There’s a fine line between pathos and humour and Marron skips along it with evident glee. The same could be said for the vast swathes of weirdness that fill the recently opened Viktor Wynd Fine Art or the bizarre performance art of Marcus Coates. I interviewed Coates back in June 2009 ahead of his collaborative performance with experimental funk/metal collective Chrome Hoof, entitled A Ritual for Elephant and Castle. Not only did he stress the importance of seeing things in new and unusual ways – he took project managers on the local council on “imaginary journeys” for example – but also in having fun. “Everyone’s really up for this,” he’d said, “because it’s basically a party.”

And what a party it was! With Chrome Hoof taking to the stage all clad in silver as if all the baddies from Doctor Who had got together for a bit of a jam, and Coates himself tottering about sporting a real horse’s head, it was definitely a spectacle. Funny and ridiculous – yes, but ultimately it was also a strange and fantastically thrilling journey. One that meant something.

Interestingly, Marron and Coates present very different reasons for what is currently taking place in the London art world. For Coates, “it simply reflects what’s going on in society really. There’s a need to believe in something else, particularly now after the collapse of consumerism and capitalism. But people are reluctant to engage in things like religion or New Age self-help, so ritual can serve that purpose.”

Marron on the other hand says it’s “probably just another transient trend.

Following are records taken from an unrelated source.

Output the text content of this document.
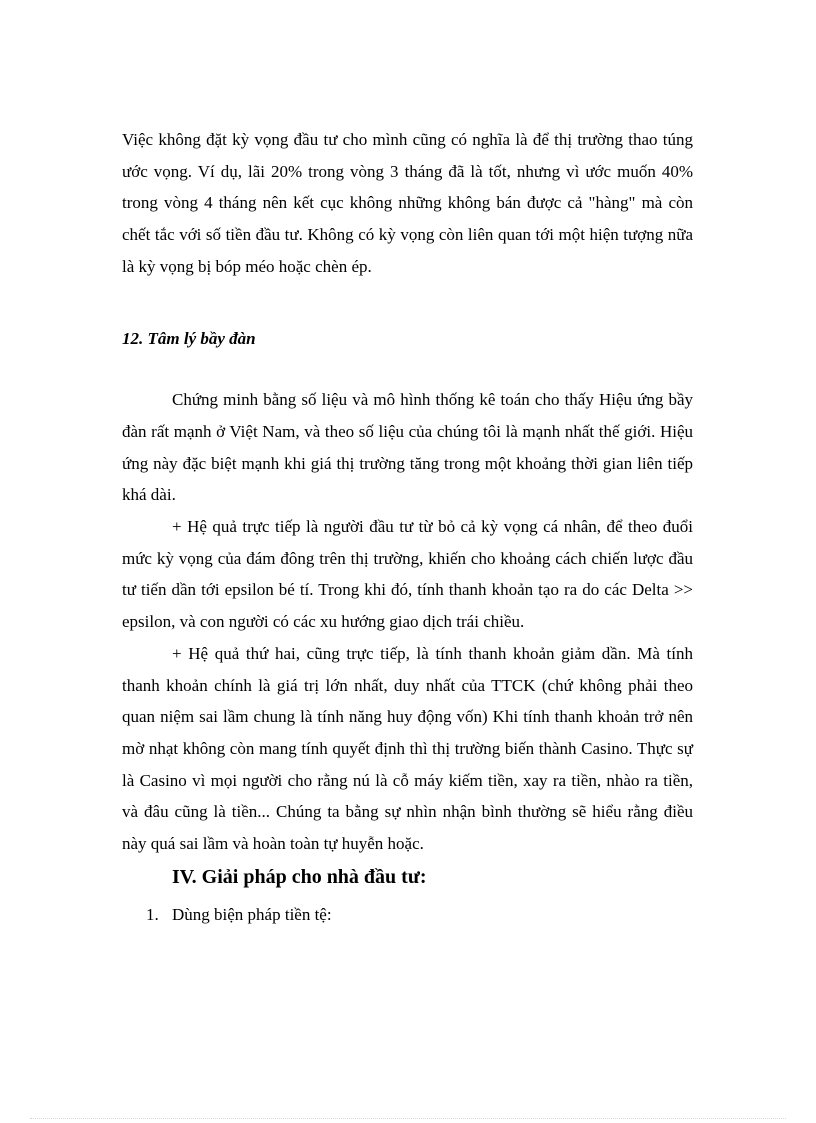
Việc không đặt kỳ vọng đầu tư cho mình cũng có nghĩa là để thị trường thao túng ước vọng. Ví dụ, lãi 20% trong vòng 3 tháng đã là tốt, nhưng vì ước muốn 40% trong vòng 4 tháng nên kết cục không những không bán được cả "hàng" mà còn chết tắc với số tiền đầu tư. Không có kỳ vọng còn liên quan tới một hiện tượng nữa là kỳ vọng bị bóp méo hoặc chèn ép.

12. Tâm lý bầy đàn

Chứng minh bằng số liệu và mô hình thống kê toán cho thấy Hiệu ứng bầy đàn rất mạnh ở Việt Nam, và theo số liệu của chúng tôi là mạnh nhất thế giới. Hiệu ứng này đặc biệt mạnh khi giá thị trường tăng trong một khoảng thời gian liên tiếp khá dài.

+ Hệ quả trực tiếp là người đầu tư từ bỏ cả kỳ vọng cá nhân, để theo đuổi mức kỳ vọng của đám đông trên thị trường, khiến cho khoảng cách chiến lược đầu tư tiến dần tới epsilon bé tí. Trong khi đó, tính thanh khoản tạo ra do các Delta >> epsilon, và con người có các xu hướng giao dịch trái chiều.

+ Hệ quả thứ hai, cũng trực tiếp, là tính thanh khoản giảm dần. Mà tính thanh khoản chính là giá trị lớn nhất, duy nhất của TTCK (chứ không phải theo quan niệm sai lầm chung là tính năng huy động vốn) Khi tính thanh khoản trở nên mờ nhạt không còn mang tính quyết định thì thị trường biến thành Casino. Thực sự là Casino vì mọi người cho rằng nú là cỗ máy kiếm tiền, xay ra tiền, nhào ra tiền, và đâu cũng là tiền... Chúng ta bằng sự nhìn nhận bình thường sẽ hiểu rằng điều này quá sai lầm và hoàn toàn tự huyễn hoặc.

IV. Giải pháp cho nhà đầu tư:

1. Dùng biện pháp tiền tệ:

People will always be drawn to look at the apparently strange whether some art oddity, some misshapen person or a traffic accident. People are compelled to look.”

As much as I agree with Marron here – and as much as I love his work – I don’t think one can dismiss the notion of the “transient trend”. That is what art criticism and art history are about, to some extent. Cubism, you could argue, was a transient trend. What I find interesting I think is the way that reference points are colliding – but not in the way that they did under post-modernism with an appreciation only for irony. Now a clash of different potential meanings creates something more, something seemingly bigger. I think this is the power of art, and something that Sagan misses. Not everything always has to be serious, rational, logical etc. Nor, indeed, can it be.

I think a Blakean relationship to the systemic is beginning to emerge, one that combine order with passion, sincerity with irony. In Blake’s epic Jerusalem, Los declares:

I must Create a System, or be enslav’d by another Man’s;
I will not Reason and Compare: my business is to Create.

Today, artists are constructing their own personal systems of meaning and belief. Symbolism is intensely personal, but of course rooted in belief systems of yore. This is unavoidable but also something worth celebrating. As Boo Saville puts it, “There is certainly a sense of helplessness in the futility of life but I think that actually that can be liberation. “As an artist I have constructed a belief system for myself, which enable me to deal with this futility.”

Henrij Preiss may be seen  to exemplify these very processes: “My paintings represent a sense of order. What I do is remove the particular stories or narratives, and take the underlying framework, so that I end up with what you could call symbolic archetypes, both in particular motifs and in the geometrical structures. I then layer these into the paintings to create objects that address a form of universal geometry, or a basic symbolic language, which is common to all human visual systems.”

New orders emerge, rooted in those of the past, straddling science and psychology, Freud and Darwin – unique and personal, but accessible through the medium of the symbol. Can they answer all our questions? No, nor should they. “I believe in science and the possibility of what it offers,” Saville admits, “but I sometimes wonder, if I was about to die, would I say a prayer?”